Prof. Wang Xiaogang, Co-founder, Chief Scientist and President of Intelligent Automotive Group at SenseTime, said, “UniAD is the industry's first end-to-end autonomous driving foundation model that unites all nodes from perception and decision-making as a whole, leading to significant improvements in overall system performance and representing the forthcoming development trend of autonomous driving.”

With extensive ablations, the effectiveness of using the UniAD is proven by substantially outperforming previous state-of-the-arts (SOTA) in all aspects. For example, multi-object tracking accuracy exceeds SOTA by 20%, online mapping accuracy in lanes is increased by 30%, motion forecasting error is decreased by 38%, and planning error is reduced by 28%.

Award candidate paper: Accelerating realistic 3D content generation in the Age of AIGC

Apart from autonomous driving, the perception, understanding, reconstruction, and generation of real 3D objects is a consistently prominent issue in the field of computer vision. The award candidate paper titled “OmniObject3D: Large-Vocabulary 3D Object Dataset for Realistic Perception, Reconstruction and Generation” presents the OmniObject3D large vocabulary 3D object dataset, a large-scale collection of 6,000 high-quality real-scanned 3D objects in around 200 daily categories. Each 3D object is captured with both 2D and 3D sensors, allowing for high-quality object scans with precise shapes and realistic appearances. The resulting data includes textured meshes, point clouds, multi-view rendered images, and multiple real-captured videos.

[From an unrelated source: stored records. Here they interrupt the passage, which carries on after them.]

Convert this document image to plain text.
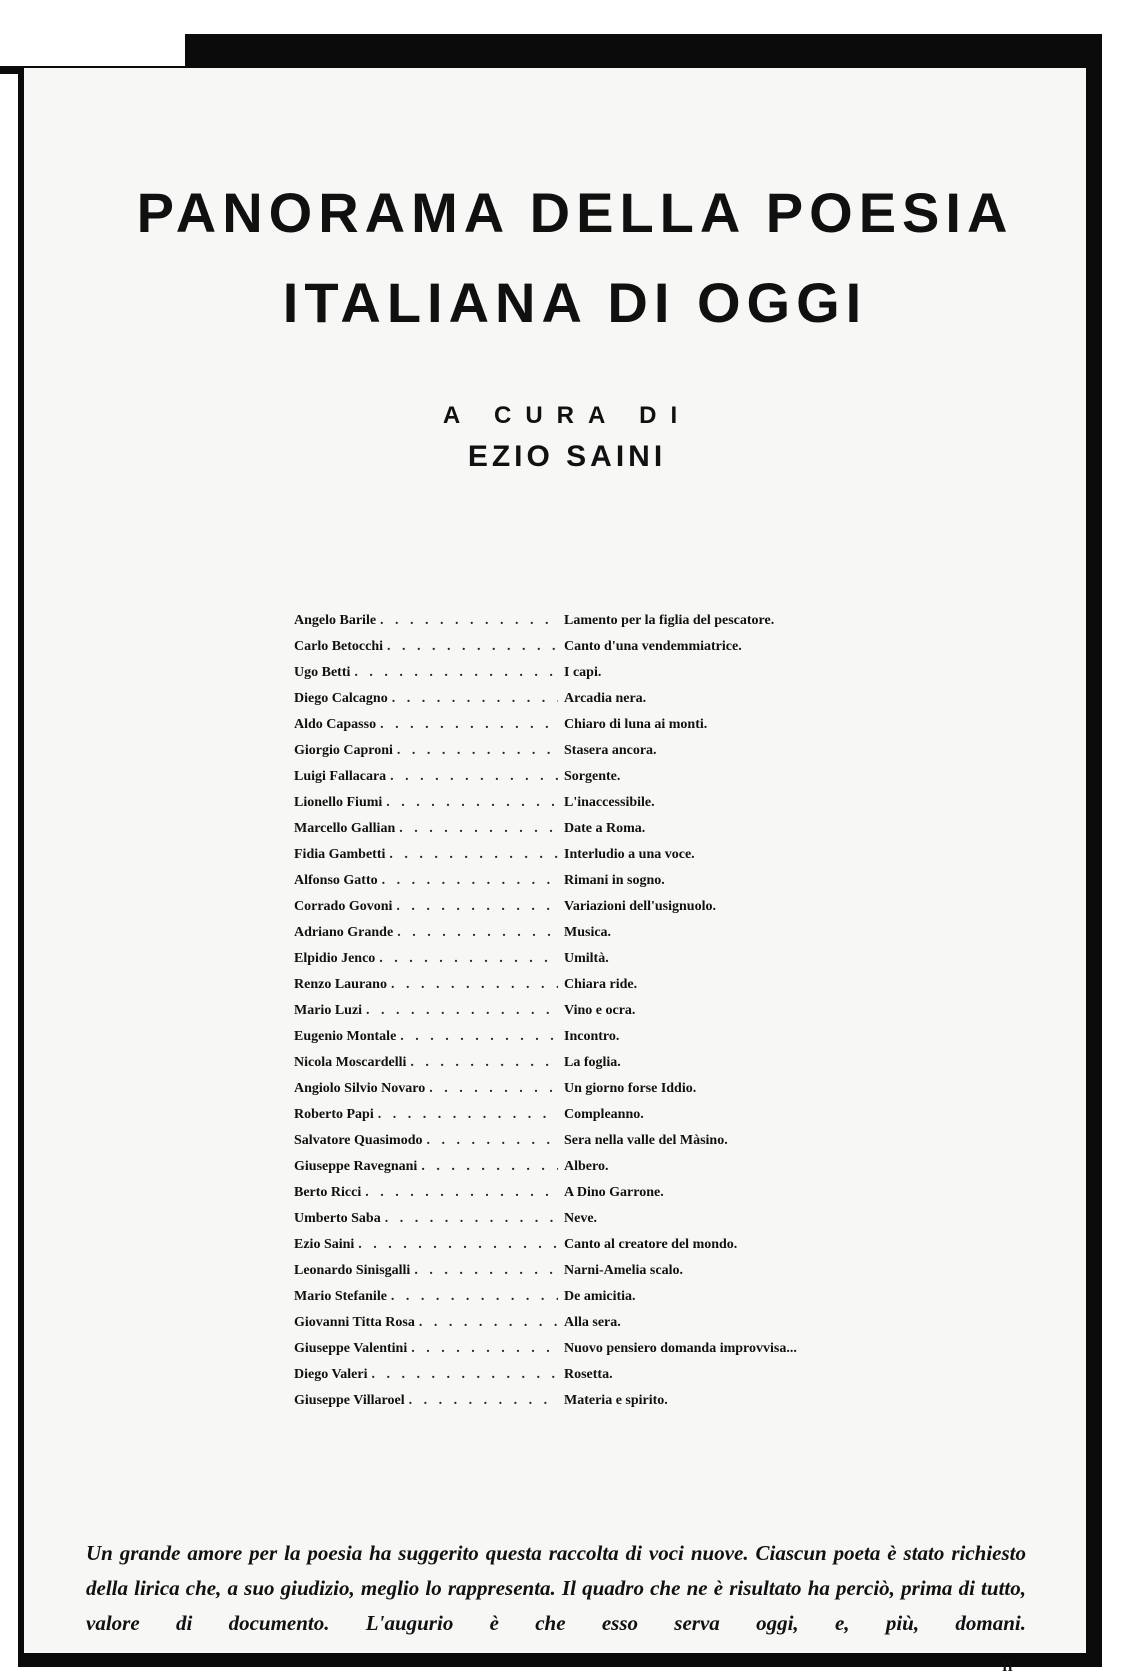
PANORAMA DELLA POESIA
ITALIANA DI OGGI
A CURA DI
EZIO SAINI
Angelo Barile . . .	Lamento per la figlia del pescatore.
Carlo Betocchi . . .	Canto d'una vendemmiatrice.
Ugo Betti . . .	I capi.
Diego Calcagno . . .	Arcadia nera.
Aldo Capasso . . .	Chiaro di luna ai monti.
Giorgio Caproni . . .	Stasera ancora.
Luigi Fallacara . . .	Sorgente.
Lionello Fiumi . . .	L'inaccessibile.
Marcello Gallian . . .	Date a Roma.
Fidia Gambetti . . .	Interludio a una voce.
Alfonso Gatto . . .	Rimani in sogno.
Corrado Govoni . . .	Variazioni dell'usignuolo.
Adriano Grande . . .	Musica.
Elpidio Jenco . . .	Umiltà.
Renzo Laurano . . .	Chiara ride.
Mario Luzi . . .	Vino e ocra.
Eugenio Montale . . .	Incontro.
Nicola Moscardelli . . .	La foglia.
Angiolo Silvio Novaro . . .	Un giorno forse Iddio.
Roberto Papi . . .	Compleanno.
Salvatore Quasimodo . . .	Sera nella valle del Màsino.
Giuseppe Ravegnani . . .	Albero.
Berto Ricci . . .	A Dino Garrone.
Umberto Saba . . .	Neve.
Ezio Saini . . .	Canto al creatore del mondo.
Leonardo Sinisgalli . . .	Narni-Amelia scalo.
Mario Stefanile . . .	De amicitia.
Giovanni Titta Rosa . . .	Alla sera.
Giuseppe Valentini . . .	Nuovo pensiero domanda improvvisa...
Diego Valeri . . .	Rosetta.
Giuseppe Villaroel . . .	Materia e spirito.

Un grande amore per la poesia ha suggerito questa raccolta di voci nuove. Ciascun poeta è stato richiesto della lirica che, a suo giudizio, meglio lo rappresenta. Il quadro che ne è risultato ha perciò, prima di tutto, valore di documento. L'augurio è che esso serva oggi, e, più, domani.

II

OmniObject3D is currently the largest real-world 3D scanned model dataset in academia and provides vast opportunities for future 3D vision research. Researchers have explored its robustness and generalization of various academic tasks such as point cloud recognition, neural rendering, surface reconstruction, and 3D generation using this dataset, validating its open application prospects from perception to generation fields. With its high-quality scans, OmniObject3D is expected to play a crucial role in promoting realistic 3D generation in the AIGC era.

Moreover, SenseTime has made significant progress in various fields such as semi-supervised object detection, 3D GAN inversion framework, diffusion models, and more, which can be widely applied to content generation, 3D reconstruction, and other scenarios.

Leading Research Innovation with AI Infrastructure + Large Models

SenseTime's position as a leader in cutting-edge innovation is reinforced by investments in its AI infrastructure SenseCore and the development large models, combined with its commitment to collaborative innovation between industry, academia, and research.

“Large models are poised to revolutionize AI with their strong generalization capabilities, supported by large computing power and big data. They offer tremendous potential to understand, learn and apply knowledge in a vast array of fields, ” said Prof. Wang Xiaogang. “This will not only broaden our research horizons, but also stimulate a new round of innovation.”

Since the release of the “SenseNova” foundation model sets in early April, SenseTime has made significant progress in the development of large model, achieving breakthroughs in areas such as weather forecasting, remote sensing interpretation, and decision-making in open environments.

SenseTime looks forward to embracing and exploring major innovations brought by large models together with all sectors of industry, academia, and research, paving new directions and pathways for the forefront exploration of AI.